Así es el mundo, compatriotas. Esta es una de las dimensiones de aquel eslogan que en otras eras más militantes o ingenuas de mi vida me pareció — mea culpa — un poco aguado, el que reza «solo el pueblo salva al pueblo«: no se puede esperar a mesías domésticos (que terminan siendo más bien nerones y calígulas, u ortegas), ni mucho menos a mesías de manufactura extranjera, especialmente cuando la fábrica está acostumbrada a guerras y conflictos, y a descontar muertos en acuerdos que preservan posiciones sobre un tablero, pero que a veces–o mejor dicho, la mayoría de las veces–colocan el interés de los nativos en segundo o tercer prioridad, o en ninguna, si fuese necesario.
¿No sería mejor que entendiéramos esto? ¿No sería para nuestro bien que aprendiéramos a manipular, más que a ser manipulados; a dudar, más que a caer como animalitos ingenuos en la trampa de cazadores insensibles; a maniobrar, más que a aceptar que decidan sobre nosotros; a tomar la iniciativa para inducir a “la comunidad internacional” a que haga lo que necesitamos en lugar de quedarnos esperando a que nos salven?
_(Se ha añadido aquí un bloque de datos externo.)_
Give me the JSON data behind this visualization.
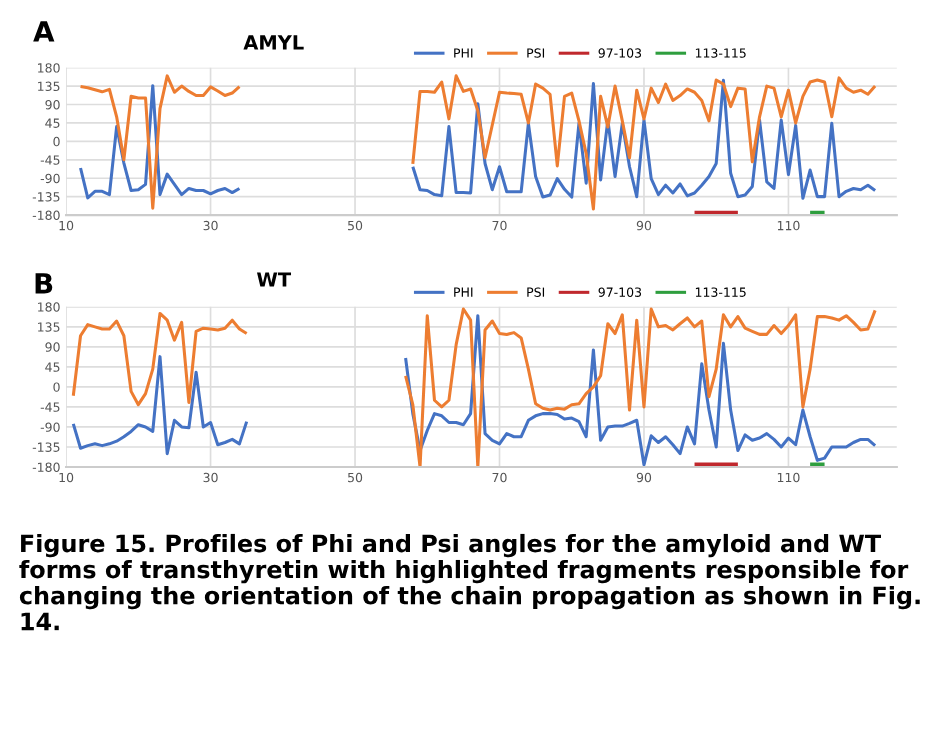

No olviden que “la comunidad internacional” ha permitido y causado genocidios. No olviden que “la comunidad internacional” no es una “comunidad” sin intereses. Se trata de Estados, de gente del poder, gente en el poder, acostumbrada a lidiar con los asuntos del mundo como poder, desde el poder, y a hacerlo por las razones del poder, que no siempre son las de un morador de un barrio pobre o una comarca de Nicaragua, ni siquiera las de un ciudadano de clase media o de un pequeño empresario del país, asfixiado bajo la arbitrariedad del sistema.
Instintivamente, o por hábito condicionado, la gente del poder responderá al poder, reflejará la energía que viene de procesos que sacuden al poder, energía que en Nicaragua no puede venir de otra fuente que no sea la lucha enérgica, decidida, visible e independiente de una alianza democrática contra el monstruo simbiótico del orteguismo y el gran capital, el leviatán que llamamos dictadura.